C’est en voulant joindre l’utile à l’agréable que finalement L B Spoke va passer à la postérité. En effet, désireux de développer les ventes de chaine Simpson, il décide de passer commande d’une affiche publicitaire à son ami Henri de Toulouse Lautrec en 1896. Le peintre accepta sans difficulté car il était lui-même fasciné par le vélo, par le mouvement et la beauté du geste du véloceman en plein effort. Il est aujourd’hui possible d’admirer cette superbe affiche au musée Toulouse Lautrec à Albi, à coté des autres œuvres majeures de l’artiste.

A ce propos, Jean Durry dans « dire le cyclisme» 5ème chapitre de sa monumentale « En-Cycle-opédie » a fort bien décrypté les liens fort qui existaient entre l’artiste, Henri de Toulouse Lautrec, et la bicyclette.

« Le bonheur veut que le premier dont l'œil et l'intelligence aient capté la nouveauté du phénomène, le premier à comprendre que la mouvante bicyclette n'était pas un "un sujet indigne", ce soit l'un des plus grands, malgré ses jambes atrophiées et sa croissance arrêtée à jamais à 152cm. Son ami, un certain Paul - le futur Tristan - Bernard, qui dirigeait deux vélodromes, celui de la Seine à Levallois et le Buffalo de Neuilly, le faisait entrer à la pelouse parmi les officiels. Mais le petit homme s'écartait pour aller s'asseoir tranquille, sur le gazon : regardant les mille et une scènes pittoresques, il écoutait les cris de la foule, et derrière les lorgnons ses yeux regardaient tout aussi vifs à retenir l'essentiel que sa plume le serait à fixer hâtivement sur le papier les traits les plus marquants de ses modèles, "chipés" sans qu'ils s'en doutent.
Le premier cycliste par Toulouse-Lautrec ne fut pas un champion sportif, mais une célébrité des scènes et des cabarets : Bruant, à la gloire duquel ses affiches allaient vigoureusement contribuer. Voici en 1892 le chansonnier dessiné avec force, durant qu'il pédale en tenant ferme le guidon. Mais à partir de 1893 il s'agira du monde des courses sur ces vélodromes dont Henri est un spectateur si intéressé qu'il n'hésitera pas, trois années plus tard, à faire le voyage de Bruxelles, en compagnie de Tristan Bernard, Henri Degranges et Jules renard, pour assister à la rencontre opposant le Belge Robert Protin à son compatriote Houben."
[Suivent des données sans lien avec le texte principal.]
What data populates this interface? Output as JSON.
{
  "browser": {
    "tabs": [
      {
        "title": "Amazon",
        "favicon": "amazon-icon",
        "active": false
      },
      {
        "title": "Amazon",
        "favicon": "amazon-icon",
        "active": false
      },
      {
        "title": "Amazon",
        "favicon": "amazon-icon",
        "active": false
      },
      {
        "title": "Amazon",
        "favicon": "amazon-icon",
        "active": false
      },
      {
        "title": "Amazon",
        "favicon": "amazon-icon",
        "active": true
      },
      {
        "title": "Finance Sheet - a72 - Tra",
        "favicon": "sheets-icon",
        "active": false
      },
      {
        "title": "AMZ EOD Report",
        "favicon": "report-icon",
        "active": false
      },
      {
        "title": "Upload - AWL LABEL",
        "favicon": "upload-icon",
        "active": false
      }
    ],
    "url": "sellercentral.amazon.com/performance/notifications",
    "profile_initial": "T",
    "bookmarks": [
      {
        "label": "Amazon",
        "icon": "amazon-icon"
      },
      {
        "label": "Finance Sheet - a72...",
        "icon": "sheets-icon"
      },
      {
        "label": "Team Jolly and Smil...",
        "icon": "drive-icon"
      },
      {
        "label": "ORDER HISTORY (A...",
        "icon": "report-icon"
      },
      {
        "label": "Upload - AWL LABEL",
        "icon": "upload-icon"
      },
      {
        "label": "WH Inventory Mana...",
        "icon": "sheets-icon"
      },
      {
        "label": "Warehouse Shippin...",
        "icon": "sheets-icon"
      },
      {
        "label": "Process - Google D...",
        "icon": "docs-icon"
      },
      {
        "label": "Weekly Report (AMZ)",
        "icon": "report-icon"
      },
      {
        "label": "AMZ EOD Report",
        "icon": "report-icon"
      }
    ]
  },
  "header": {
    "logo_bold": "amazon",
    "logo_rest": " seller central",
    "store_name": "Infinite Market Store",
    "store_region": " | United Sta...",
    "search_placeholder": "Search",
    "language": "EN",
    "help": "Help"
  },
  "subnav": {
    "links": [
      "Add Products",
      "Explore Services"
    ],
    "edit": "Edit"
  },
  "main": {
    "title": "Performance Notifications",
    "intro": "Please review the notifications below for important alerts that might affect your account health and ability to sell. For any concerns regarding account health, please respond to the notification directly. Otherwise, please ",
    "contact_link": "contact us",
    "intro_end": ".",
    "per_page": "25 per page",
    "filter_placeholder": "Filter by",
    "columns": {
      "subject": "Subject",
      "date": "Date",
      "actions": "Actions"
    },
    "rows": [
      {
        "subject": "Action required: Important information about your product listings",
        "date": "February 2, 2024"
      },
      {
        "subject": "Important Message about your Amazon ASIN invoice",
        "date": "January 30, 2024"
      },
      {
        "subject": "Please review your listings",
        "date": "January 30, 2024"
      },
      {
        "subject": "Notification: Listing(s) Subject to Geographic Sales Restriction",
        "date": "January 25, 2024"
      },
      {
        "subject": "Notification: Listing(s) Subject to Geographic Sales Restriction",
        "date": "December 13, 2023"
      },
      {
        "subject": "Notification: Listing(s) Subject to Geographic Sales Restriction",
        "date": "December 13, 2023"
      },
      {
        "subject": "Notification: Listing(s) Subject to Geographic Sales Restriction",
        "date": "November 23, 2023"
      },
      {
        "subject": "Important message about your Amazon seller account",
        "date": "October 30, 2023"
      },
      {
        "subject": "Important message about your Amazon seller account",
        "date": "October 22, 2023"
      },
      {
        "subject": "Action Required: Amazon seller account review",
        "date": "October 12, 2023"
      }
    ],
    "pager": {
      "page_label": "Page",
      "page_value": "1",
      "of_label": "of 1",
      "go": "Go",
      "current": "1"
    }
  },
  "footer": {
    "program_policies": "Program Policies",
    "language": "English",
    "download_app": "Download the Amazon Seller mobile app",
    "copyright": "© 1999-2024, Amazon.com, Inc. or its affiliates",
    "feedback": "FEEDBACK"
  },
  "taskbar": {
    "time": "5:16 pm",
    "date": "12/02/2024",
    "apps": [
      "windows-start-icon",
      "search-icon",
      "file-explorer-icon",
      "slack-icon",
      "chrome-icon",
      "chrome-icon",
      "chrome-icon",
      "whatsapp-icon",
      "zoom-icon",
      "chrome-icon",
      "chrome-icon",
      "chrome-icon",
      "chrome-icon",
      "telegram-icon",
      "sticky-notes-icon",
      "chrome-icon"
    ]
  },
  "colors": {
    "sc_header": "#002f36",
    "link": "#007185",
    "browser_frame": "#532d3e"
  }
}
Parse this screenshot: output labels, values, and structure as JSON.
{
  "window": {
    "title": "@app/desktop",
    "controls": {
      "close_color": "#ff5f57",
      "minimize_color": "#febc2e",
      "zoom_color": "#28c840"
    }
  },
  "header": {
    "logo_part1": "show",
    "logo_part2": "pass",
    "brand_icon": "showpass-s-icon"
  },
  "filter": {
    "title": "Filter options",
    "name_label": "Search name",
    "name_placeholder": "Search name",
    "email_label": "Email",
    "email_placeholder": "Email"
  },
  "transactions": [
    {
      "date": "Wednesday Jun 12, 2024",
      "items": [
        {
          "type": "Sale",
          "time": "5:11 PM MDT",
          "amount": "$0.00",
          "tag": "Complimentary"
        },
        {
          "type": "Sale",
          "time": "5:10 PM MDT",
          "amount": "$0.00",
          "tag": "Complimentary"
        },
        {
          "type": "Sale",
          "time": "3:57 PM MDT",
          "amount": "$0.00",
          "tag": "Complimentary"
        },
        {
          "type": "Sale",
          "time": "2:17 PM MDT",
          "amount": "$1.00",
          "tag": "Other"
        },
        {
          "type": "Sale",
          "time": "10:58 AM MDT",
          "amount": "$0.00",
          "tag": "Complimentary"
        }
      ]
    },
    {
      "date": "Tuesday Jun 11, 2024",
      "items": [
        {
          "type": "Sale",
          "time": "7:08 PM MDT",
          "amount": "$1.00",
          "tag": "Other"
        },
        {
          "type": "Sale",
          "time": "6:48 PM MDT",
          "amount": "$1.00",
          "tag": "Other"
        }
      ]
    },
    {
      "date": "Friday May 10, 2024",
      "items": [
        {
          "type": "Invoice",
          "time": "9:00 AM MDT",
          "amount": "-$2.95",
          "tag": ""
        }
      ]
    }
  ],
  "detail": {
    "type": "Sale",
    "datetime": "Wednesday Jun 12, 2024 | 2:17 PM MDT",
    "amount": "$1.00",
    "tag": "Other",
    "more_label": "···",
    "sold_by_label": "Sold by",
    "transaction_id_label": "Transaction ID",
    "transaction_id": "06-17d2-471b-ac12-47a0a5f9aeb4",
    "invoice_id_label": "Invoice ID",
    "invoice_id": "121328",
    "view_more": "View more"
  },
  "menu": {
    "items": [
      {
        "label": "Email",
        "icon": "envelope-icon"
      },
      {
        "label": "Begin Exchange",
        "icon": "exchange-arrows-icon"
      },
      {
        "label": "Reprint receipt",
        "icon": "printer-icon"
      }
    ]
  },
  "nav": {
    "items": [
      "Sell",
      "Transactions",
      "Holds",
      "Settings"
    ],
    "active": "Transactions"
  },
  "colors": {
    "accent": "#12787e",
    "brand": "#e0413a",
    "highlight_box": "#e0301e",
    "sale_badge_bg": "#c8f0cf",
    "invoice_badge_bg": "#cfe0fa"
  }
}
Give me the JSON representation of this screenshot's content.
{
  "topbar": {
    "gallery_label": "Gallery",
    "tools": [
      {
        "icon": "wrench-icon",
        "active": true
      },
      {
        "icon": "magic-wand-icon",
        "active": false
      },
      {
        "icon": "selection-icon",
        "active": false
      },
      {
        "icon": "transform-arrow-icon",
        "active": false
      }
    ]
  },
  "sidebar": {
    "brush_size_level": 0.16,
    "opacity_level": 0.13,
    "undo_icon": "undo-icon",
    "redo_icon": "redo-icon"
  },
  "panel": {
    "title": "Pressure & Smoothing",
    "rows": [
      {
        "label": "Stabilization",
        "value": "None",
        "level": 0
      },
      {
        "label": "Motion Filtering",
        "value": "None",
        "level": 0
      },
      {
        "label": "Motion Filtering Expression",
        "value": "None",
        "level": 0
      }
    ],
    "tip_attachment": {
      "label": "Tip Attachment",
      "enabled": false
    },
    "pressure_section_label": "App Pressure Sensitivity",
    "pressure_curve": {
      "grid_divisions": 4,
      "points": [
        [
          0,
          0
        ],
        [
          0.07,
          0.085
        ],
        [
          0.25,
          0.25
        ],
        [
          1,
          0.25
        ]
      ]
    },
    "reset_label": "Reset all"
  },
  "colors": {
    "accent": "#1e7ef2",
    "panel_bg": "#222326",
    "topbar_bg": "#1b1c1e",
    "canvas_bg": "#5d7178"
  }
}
Louis Bouglé était un sportif dans toute l’acceptation du mot. Il aimait le cyclisme mais aussi bien d’autres activités dites sportives comme la pêche à la truite, au saumon et les concours de lancer. Cet homme discret, calme, droit et dévoué selon les dires de ses proches va à partir de 1900 devenir l’un des plus fins pêcheur du vieux continent, parcourant toute l’Europe à la recherche à la recherche de nouveaux lieux de pêche. Louis Bouglé n’était pas dans le besoin mais si l’on en croit le site www.collectionpeche.com qui se réfère à un article du journal paru en 1902 dans "Le Vélo" : "Un sportsman français, qui courut comme amateur - très peu - comme professionnel - beaucoup, non par intérêt, mais par passion sportive - sous un pseudonyme anglais, a fait sa fortune au jeu. Le coureur gentleman avait, il y a deux ans, gagné un million aux cartes. Depuis, le magot a dû grossir, à moins que... A moins que, réalisant son rêve, il ne se soit retiré à la campagne, au bord de quelques cours d'eau bien poissonneux. Car le rêve de ce joueur effréné - au calme jupitérien - était de gagner un million pour se retirer aux champs et y satisfaire sa passion de la pêche!"

 

 

Mais Louis Bouglé malgré son aisance financière ne s’est pas contenté de vivre sa passion pour la pêche en remportant de nombreux concours. Il a comme pour la bicyclette apporté modestement sa pierre à l’édifice. Lié par contrat avec l’entreprise britannique Hardy, spécialisée dans le matériel de pêche, il dessina en 1903, un moulinet pour la pêche à la mouche qui porta son nom et qui fût commercialisé jusqu’en 1939. C’est lui également qui introduisit en France la pêche au lancer à la manière américaine, avec la canne à une main et le moulinet multiplicateur.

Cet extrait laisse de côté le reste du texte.